L’engagement et la détermination citoyens de la jeunesse sont plus que sollicités. Qu’on se détrompe, si on pense que ce mouvement d’accession à la magistrature suprême, incarné aujourd’hui par le jeune Président Français, Emmanuel Macron (40 ans), est étranger à notre société. Modibo KEITA, le premier président du Mali, n’avait que 45 ans en 1960, l’année de la proclamation de l’indépendance du Mali. Historiquement, ce sont les jeunes qui ont toujours rendu au Mali son honneur et sa dignité.

De surcroît, au-delà de l’âge, c’est quoi être jeune ? Victor Hugo, le célèbre poète français, en son temps nous disait que « la jeunesse, est le sourire de l’avenir devant un inconnu qui est lui-même ». L’Humain, depuis la nuit des temps, ne fait qu’apparaitre. De ce fait, nous demeurons toujours des inconnus pour nous même. Rien n’est très concret ni exact chez l’Homme, ni ses raisonnements, ni ses calculs, ni ses émotions et sentiments. C’est pourquoi un Homme de 100 ans demeurera toujours jeune,  s’il est capable d’avoir en lui le sens de son devenir et de sentir qu’il ne se connaitra jamais assez. Au Mali, dans les débats de notre époque, plus que jamais, la jeunesse doit continuer de façon intense à apporter sa voix dans le chapitre de la construction de la nation, de se dire que l’Etat, c’est aussi en partie sa jeunesse. Jugée parfois à tort inexpérimentée, elle doit comprendre que l’expérience s’acquiert par la force de l’action.

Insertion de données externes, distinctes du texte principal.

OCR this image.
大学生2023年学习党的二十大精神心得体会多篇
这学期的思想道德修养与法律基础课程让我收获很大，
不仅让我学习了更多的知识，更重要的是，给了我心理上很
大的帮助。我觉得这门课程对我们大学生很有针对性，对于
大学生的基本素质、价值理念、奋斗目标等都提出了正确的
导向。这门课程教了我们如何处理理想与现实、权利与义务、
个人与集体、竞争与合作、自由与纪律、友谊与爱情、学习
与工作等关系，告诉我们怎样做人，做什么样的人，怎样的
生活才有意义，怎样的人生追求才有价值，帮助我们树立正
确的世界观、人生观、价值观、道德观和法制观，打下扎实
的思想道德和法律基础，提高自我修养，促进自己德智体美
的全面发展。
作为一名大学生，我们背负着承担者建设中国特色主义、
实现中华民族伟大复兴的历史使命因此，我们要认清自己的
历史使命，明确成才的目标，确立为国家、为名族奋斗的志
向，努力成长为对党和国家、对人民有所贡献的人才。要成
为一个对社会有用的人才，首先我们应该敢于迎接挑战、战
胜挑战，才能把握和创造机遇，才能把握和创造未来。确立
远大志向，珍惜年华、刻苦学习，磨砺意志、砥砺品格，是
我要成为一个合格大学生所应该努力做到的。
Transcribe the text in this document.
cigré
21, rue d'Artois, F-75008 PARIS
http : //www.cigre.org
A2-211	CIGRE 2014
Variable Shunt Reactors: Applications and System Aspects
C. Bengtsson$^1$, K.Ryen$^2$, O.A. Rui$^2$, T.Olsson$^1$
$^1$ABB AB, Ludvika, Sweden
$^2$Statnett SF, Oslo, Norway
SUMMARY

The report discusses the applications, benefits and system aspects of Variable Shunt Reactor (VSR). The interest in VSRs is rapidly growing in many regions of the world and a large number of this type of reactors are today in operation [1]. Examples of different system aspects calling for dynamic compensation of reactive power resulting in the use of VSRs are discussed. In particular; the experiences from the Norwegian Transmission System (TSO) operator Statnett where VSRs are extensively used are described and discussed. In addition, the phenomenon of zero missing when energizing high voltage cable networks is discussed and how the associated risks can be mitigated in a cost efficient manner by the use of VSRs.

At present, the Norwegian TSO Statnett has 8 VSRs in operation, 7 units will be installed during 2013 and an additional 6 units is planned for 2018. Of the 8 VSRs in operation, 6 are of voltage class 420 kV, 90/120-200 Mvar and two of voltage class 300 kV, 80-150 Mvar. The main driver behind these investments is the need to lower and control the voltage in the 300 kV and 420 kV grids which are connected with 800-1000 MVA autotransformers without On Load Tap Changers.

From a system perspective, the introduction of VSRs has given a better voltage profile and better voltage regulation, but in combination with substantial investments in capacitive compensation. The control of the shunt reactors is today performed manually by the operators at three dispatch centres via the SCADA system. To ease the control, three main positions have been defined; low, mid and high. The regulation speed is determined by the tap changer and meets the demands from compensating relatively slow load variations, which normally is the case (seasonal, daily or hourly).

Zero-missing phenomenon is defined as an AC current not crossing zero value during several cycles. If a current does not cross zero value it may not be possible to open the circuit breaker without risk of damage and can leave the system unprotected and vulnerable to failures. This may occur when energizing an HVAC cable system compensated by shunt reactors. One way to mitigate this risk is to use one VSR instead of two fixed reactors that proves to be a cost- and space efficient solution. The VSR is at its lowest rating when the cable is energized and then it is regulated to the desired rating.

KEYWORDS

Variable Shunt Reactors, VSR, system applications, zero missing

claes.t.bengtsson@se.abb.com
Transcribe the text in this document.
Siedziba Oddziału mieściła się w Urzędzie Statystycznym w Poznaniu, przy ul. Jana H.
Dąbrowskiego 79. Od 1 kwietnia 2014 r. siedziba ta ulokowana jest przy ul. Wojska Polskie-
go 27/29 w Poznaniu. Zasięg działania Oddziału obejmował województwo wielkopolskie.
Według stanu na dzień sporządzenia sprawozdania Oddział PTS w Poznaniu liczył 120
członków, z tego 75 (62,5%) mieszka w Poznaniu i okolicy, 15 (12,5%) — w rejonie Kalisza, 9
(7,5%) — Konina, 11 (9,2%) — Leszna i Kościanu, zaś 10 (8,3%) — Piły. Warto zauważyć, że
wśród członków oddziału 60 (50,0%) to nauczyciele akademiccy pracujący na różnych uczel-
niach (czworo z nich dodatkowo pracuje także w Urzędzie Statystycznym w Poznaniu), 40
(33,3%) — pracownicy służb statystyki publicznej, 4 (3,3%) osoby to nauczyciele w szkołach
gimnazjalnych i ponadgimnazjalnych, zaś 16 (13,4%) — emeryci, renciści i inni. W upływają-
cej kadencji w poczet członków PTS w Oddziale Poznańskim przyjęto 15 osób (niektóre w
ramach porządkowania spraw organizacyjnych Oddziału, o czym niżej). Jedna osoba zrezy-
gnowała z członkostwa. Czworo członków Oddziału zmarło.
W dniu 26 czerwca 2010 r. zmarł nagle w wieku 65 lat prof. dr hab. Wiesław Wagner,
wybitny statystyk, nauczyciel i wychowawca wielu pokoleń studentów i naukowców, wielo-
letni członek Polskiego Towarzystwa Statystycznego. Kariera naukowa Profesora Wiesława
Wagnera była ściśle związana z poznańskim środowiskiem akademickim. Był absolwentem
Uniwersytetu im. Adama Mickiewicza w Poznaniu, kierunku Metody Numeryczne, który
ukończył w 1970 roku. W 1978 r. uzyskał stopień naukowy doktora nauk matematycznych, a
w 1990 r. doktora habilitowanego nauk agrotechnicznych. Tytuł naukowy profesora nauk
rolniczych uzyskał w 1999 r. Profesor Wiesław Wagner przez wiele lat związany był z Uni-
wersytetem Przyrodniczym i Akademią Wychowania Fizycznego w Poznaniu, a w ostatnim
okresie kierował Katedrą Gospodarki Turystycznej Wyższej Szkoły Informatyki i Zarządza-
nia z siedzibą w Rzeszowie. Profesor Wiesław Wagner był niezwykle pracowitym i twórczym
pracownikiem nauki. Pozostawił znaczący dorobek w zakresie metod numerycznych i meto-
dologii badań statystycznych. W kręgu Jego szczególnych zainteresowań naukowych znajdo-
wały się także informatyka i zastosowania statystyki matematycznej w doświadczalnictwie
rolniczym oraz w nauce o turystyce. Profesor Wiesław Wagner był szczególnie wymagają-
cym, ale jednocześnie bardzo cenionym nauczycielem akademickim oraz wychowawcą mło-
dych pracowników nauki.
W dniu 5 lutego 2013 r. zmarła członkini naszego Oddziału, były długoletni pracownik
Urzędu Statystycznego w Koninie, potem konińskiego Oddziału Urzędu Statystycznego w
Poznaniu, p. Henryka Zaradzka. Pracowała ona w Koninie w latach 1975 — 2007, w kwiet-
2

De sortir derechef de cette inconscience passive, pour une conscience active capable de penser son avenir. D’éviter de se distraire, de se disperser. Il convient, pour sa réussite, qu’elle se fédère autour d’une boussole, d’un idéal partagé par des valeurs et principes communs.

Nous sommes à un tournant qui peut déboucher exactement sur deux voies possibles. La première est celle la plus pessimiste, c’est de finir dans le brouillard, sans perspective de retrouver le bout de la lumière. La seconde, plus optimiste, dont je me force de cultiver, est un Mali nouveau, une classe politique plus responsable et sensible des causes publiques, une jeunesse consciente et citoyenne, un pays de paix, de tranquillité et de tolérance. Comme le disait Alphonse de LAMARTINE, si « l’Homme est DIEU par la pensée », le temps de la pensée vraie est arrivé. L’action nait dans la pensée. Pensons bien pour le salut d’un Mali encore meilleur!